Adam Coates, Director of Baidu's Silicon Valley AI Lab, discusses the lab's work in speech-to-text and text-to-speech projects, scaling speech recognition for better performance, the potential of speech recognition as a product, concerns of faking voices, the impact of AI on jobs, and the process of finding and nurturing experts in the AI field.
Read more
AI Summary
AI Chapters
Episode notes
auto_awesome
Podcast summary created with Snipd AI
Quick takeaways
Baidu achieved superhuman performance in Mandarin speech recognition by scaling up the use of neural networks, investing in computational resources, and collecting massive amounts of data.
Baidu is focused on creating immersive AI products with speech and text-to-speech (TTS) interfaces, aiming to make TTS as good as human-level performance and exploring the potential for a voice-first keyboard.
Deep dives
Adam Coats and Baidu's Focus on AI Technologies
Adam Coats, the director of Baidu's Silicon Valley AI Lab, discusses the company's focus on developing AI technologies that will impact at least 100 million people. Baidu, China's largest search engine, has transformed itself from a PC search leader to a mobile revolution player and is now increasingly becoming an AI company. The Silicon Valley AI Lab, one of Baidu's four research labs, was founded to bridge the gap between rapidly advancing deep learning and AI research and its translation into practical business applications.

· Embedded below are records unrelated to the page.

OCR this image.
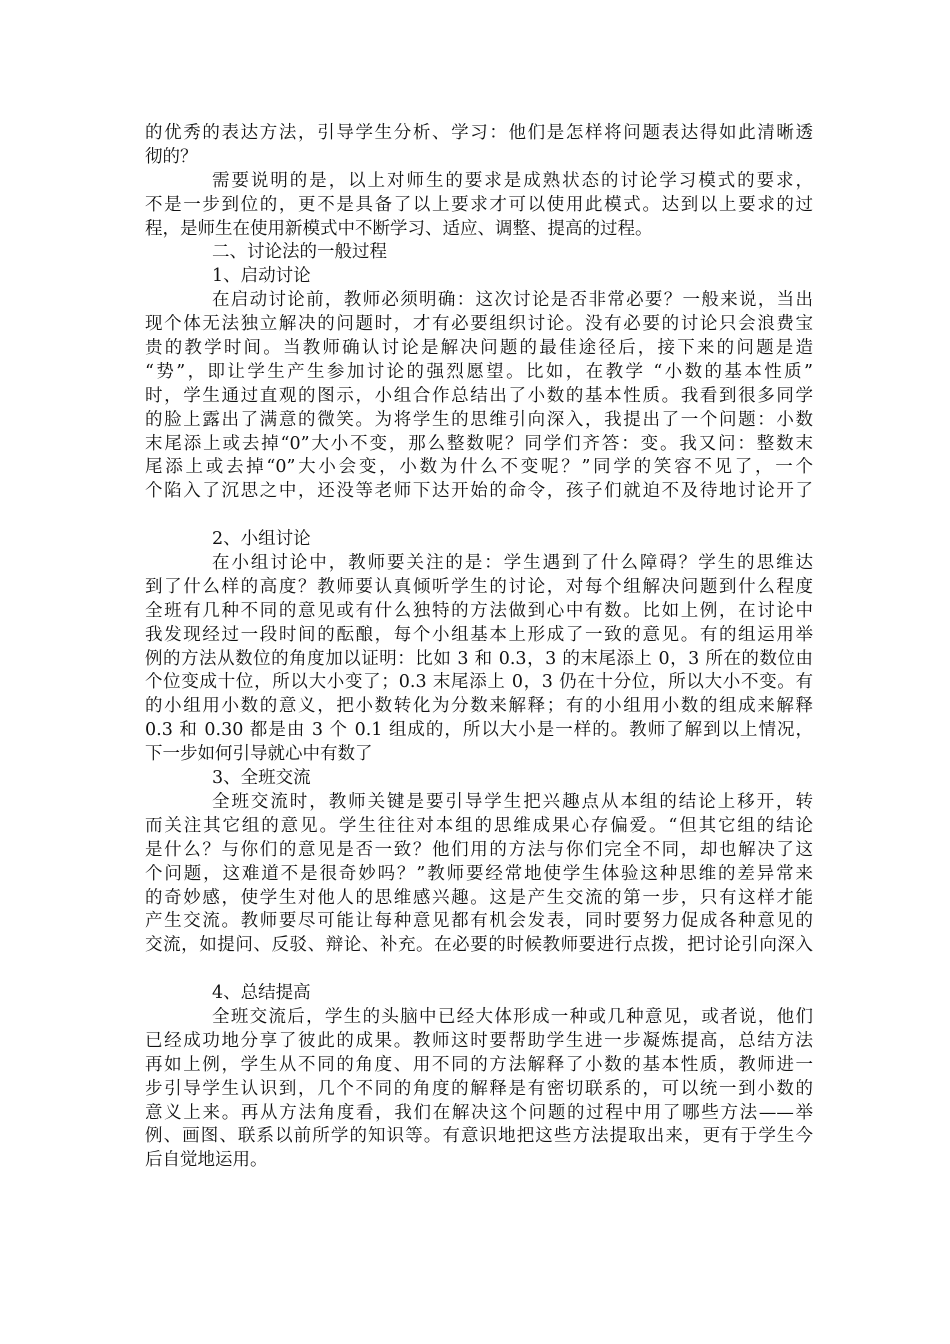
的优秀的表达方法，引导学生分析、学习：他们是怎样将问题表达得如此清晰透
彻的？
需要说明的是，以上对师生的要求是成熟状态的讨论学习模式的要求，
不是一步到位的，更不是具备了以上要求才可以使用此模式。达到以上要求的过
程，是师生在使用新模式中不断学习、适应、调整、提高的过程。
二、讨论法的一般过程
1、启动讨论
在启动讨论前，教师必须明确：这次讨论是否非常必要？一般来说，当出
现个体无法独立解决的问题时，才有必要组织讨论。没有必要的讨论只会浪费宝
贵的教学时间。当教师确认讨论是解决问题的最佳途径后，接下来的问题是造
“势”，即让学生产生参加讨论的强烈愿望。比如，在教学 “小数的基本性质”
时，学生通过直观的图示，小组合作总结出了小数的基本性质。我看到很多同学
的脸上露出了满意的微笑。为将学生的思维引向深入，我提出了一个问题：小数
末尾添上或去掉“0”大小不变，那么整数呢？同学们齐答：变。我又问：整数末
尾添上或去掉“0”大小会变，小数为什么不变呢？”同学的笑容不见了，一个
个陷入了沉思之中，还没等老师下达开始的命令，孩子们就迫不及待地讨论开了
2、小组讨论
在小组讨论中，教师要关注的是：学生遇到了什么障碍？学生的思维达
到了什么样的高度？教师要认真倾听学生的讨论，对每个组解决问题到什么程度
全班有几种不同的意见或有什么独特的方法做到心中有数。比如上例，在讨论中
我发现经过一段时间的酝酿，每个小组基本上形成了一致的意见。有的组运用举
例的方法从数位的角度加以证明：比如 3 和 0.3，3 的末尾添上 0，3 所在的数位由
个位变成十位，所以大小变了；0.3 末尾添上 0，3 仍在十分位，所以大小不变。有
的小组用小数的意义，把小数转化为分数来解释；有的小组用小数的组成来解释
0.3 和 0.30 都是由 3 个 0.1 组成的，所以大小是一样的。教师了解到以上情况，
下一步如何引导就心中有数了
3、全班交流
全班交流时，教师关键是要引导学生把兴趣点从本组的结论上移开，转
而关注其它组的意见。学生往往对本组的思维成果心存偏爱。“但其它组的结论
是什么？与你们的意见是否一致？他们用的方法与你们完全不同，却也解决了这
个问题，这难道不是很奇妙吗？”教师要经常地使学生体验这种思维的差异常来
的奇妙感，使学生对他人的思维感兴趣。这是产生交流的第一步，只有这样才能
产生交流。教师要尽可能让每种意见都有机会发表，同时要努力促成各种意见的
交流，如提问、反驳、辩论、补充。在必要的时候教师要进行点拨，把讨论引向深入
4、总结提高
全班交流后，学生的头脑中已经大体形成一种或几种意见，或者说，他们
已经成功地分享了彼此的成果。教师这时要帮助学生进一步凝炼提高，总结方法
再如上例，学生从不同的角度、用不同的方法解释了小数的基本性质，教师进一
步引导学生认识到，几个不同的角度的解释是有密切联系的，可以统一到小数的
意义上来。再从方法角度看，我们在解决这个问题的过程中用了哪些方法——举
例、画图、联系以前所学的知识等。有意识地把这些方法提取出来，更有于学生今
后自觉地运用。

Speech Recognition Breakthrough with Deep Speech
Adam Coats talks about Baidu's work on speech recognition and the development of its deep learning-powered speech engine called Deep Speech. The goal was to achieve human-level speech recognition for every product and context, regardless of accent or background noise. By scaling up the use of neural networks, investing in computational resources, and collecting massive amounts of data, Baidu achieved superhuman performance in Mandarin speech recognition. However, the challenge remains to lower the amount of data needed and develop machine learning systems that can achieve human performance with fewer labeled examples.
Text-to-Speech and the Future of AI Products
Adam Coats also discusses Baidu's efforts in text-to-speech (TTS) technology, their aim to make it as good as human-level performance, and the potential for a voice-first keyboard. Baidu's research focuses on creating immersive AI products where speech and TTS are the primary interfaces. By leveraging deep learning and abandoning hand-engineered solutions, Baidu has made significant progress in building better speech systems. However, challenges still exist, such as handling multiple speakers, background noise, and long-form transcription. Future research will strive to address these challenges and make AI technologies even more impactful.